The old lady looked up at the Virgin and then rubbed her legs, as if trying to relieve pain. Her hands were white, and her nails spotless.
“He was always stressed by problems at work. He said: you won’t believe this, mummy, but I’ve got to spend the afternoon at the office, and he left around two.”
“And did he seem anxious or on edge?”
“Look, comrade, I know my son very well: I gave birth to him and brought him up. He ate the beans and sausage at around one, and then we both washed up and lay on this bed and talked, as we always did. He liked stretching out on this bed, my poor son. He was always tired and sleepy, and his eyes would shut as we spoke.”

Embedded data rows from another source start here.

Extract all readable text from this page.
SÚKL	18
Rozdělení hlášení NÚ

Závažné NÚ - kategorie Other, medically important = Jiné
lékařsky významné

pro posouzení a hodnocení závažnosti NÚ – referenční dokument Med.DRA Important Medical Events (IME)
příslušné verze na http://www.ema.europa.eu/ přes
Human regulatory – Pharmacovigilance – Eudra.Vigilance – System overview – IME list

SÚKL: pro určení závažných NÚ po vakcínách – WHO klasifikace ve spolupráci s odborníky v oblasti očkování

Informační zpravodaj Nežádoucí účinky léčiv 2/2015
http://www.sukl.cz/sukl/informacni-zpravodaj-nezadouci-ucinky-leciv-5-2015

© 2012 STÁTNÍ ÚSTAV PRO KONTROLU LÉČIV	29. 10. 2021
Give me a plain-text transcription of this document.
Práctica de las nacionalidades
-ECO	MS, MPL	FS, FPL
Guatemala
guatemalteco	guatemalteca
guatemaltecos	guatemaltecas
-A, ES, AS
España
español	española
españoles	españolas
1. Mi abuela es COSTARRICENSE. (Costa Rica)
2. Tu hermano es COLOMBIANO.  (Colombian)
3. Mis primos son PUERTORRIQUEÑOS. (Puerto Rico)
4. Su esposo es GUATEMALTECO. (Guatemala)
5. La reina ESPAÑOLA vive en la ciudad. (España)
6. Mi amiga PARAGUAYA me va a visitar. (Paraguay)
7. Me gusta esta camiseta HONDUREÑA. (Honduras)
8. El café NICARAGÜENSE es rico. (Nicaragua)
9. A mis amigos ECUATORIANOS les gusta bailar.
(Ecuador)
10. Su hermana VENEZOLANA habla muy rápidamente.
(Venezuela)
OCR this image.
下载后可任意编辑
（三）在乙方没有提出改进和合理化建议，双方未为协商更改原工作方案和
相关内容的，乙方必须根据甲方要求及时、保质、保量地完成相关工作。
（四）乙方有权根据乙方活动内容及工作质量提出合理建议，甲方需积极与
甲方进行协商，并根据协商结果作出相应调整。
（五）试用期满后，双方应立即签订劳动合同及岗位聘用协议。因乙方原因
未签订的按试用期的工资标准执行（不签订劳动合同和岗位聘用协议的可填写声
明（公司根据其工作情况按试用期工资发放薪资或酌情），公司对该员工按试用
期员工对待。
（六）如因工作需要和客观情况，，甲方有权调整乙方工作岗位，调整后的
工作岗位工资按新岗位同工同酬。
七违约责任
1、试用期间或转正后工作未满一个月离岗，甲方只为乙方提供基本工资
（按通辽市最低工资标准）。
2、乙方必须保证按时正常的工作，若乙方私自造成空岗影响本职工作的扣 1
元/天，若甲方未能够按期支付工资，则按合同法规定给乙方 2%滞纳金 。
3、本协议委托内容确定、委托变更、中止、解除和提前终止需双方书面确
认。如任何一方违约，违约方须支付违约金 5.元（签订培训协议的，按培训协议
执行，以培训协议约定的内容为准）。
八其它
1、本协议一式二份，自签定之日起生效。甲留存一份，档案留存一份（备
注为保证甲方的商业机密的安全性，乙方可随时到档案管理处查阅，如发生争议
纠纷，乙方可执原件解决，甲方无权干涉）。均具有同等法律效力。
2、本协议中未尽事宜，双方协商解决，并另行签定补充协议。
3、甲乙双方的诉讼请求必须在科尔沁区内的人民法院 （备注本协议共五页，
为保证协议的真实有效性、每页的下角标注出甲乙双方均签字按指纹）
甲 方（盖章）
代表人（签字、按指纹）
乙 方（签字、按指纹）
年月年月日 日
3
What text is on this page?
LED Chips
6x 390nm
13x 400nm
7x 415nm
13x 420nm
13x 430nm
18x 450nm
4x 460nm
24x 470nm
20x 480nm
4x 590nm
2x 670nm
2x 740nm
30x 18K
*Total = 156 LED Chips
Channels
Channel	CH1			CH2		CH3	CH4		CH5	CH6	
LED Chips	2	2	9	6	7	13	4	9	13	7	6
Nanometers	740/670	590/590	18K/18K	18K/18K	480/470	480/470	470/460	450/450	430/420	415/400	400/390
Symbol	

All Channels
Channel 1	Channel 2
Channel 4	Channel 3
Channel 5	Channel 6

“And what time did he leave?”
“At around two. He washed his face and told me he was going to a party that night, that he had lots of work on, and gave me two hundred pesos so you can buy yourself something for New Year’s Eve, he said and he went to clean his teeth and comb his hair and gave me a kiss and left. He was as loving towards me as ever he was.”
“Did he always give you money?”
“Always? No, just occasionally.”
“Did he mention any problems he was having with his wife?”